No kidding.
source: NOAA, State of the Climate 2008, figure 2.8a (draft)
[Caption:] Monthly global mean temperature anomalies (with respect to 1961-90 climatology) since 1975, derived from the combined land and ocean temperature dataset HadCRUT3 (gray curve). (top blue curve) The global mean after the effect of ENSO that has been subtracted is also shown, along with (bottom blue curve, offset by 0.5°C) the ENSO contribution itself. Least squares linear trends in the ENSO and ENSO-removed components for 1999-2008 and their two std dev uncertainties are shown in orange.
[The paper continues:] Observations indicate that global temperature rise has slowed in the last decade (Fig. 2.8a).

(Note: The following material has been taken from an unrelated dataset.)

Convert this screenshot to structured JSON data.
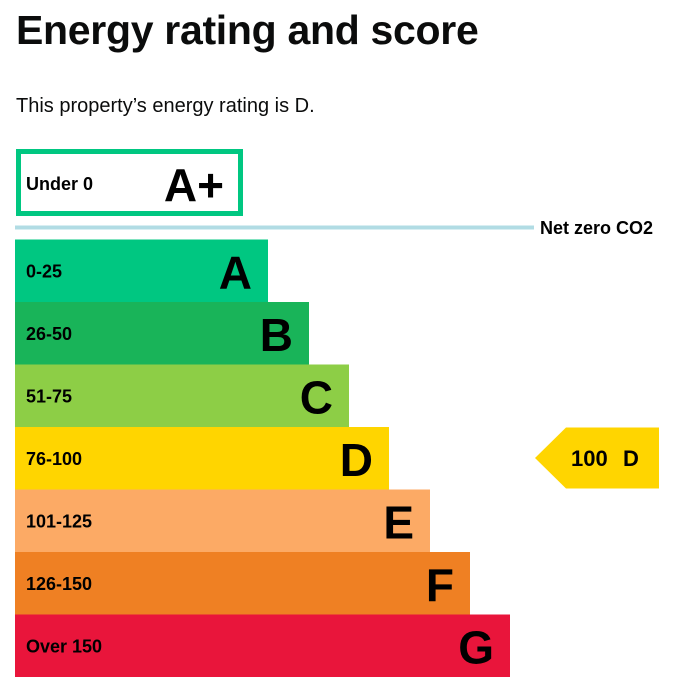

The least squares trend for January 1999 to December 2008 calculated from the HadCRUT3 dataset (Brohan et al. 2006) is +0.07±0.07°C decade--much less than the 0.18°C decade recorded between 1979 and 2005 and the 0.2°C decade expected in the next decade (IPCC; Solomon et al. 2007). This is despite a steady increase in radiative forcing as a result of human activities and has led some to question climate predictions of substantial twenty-first century warming (Lawson 2008; Carter 2008).
El Niño–Southern Oscillation is a strong driver of interannual global mean temperature variations. ENSO and non-ENSO contributions can be separated by the method of Thompson et al. (2008) (Fig. 2.8a). The trend in the ENSO-related component for 1999–2008 is +0.08±0.07°C decade, fully accounting for the overall observed trend. The trend after removing ENSO (the "ENSO-adjusted" trend) is 0.00°±0.05°C decade, implying much greater disagreement with anticipated global temperature rise.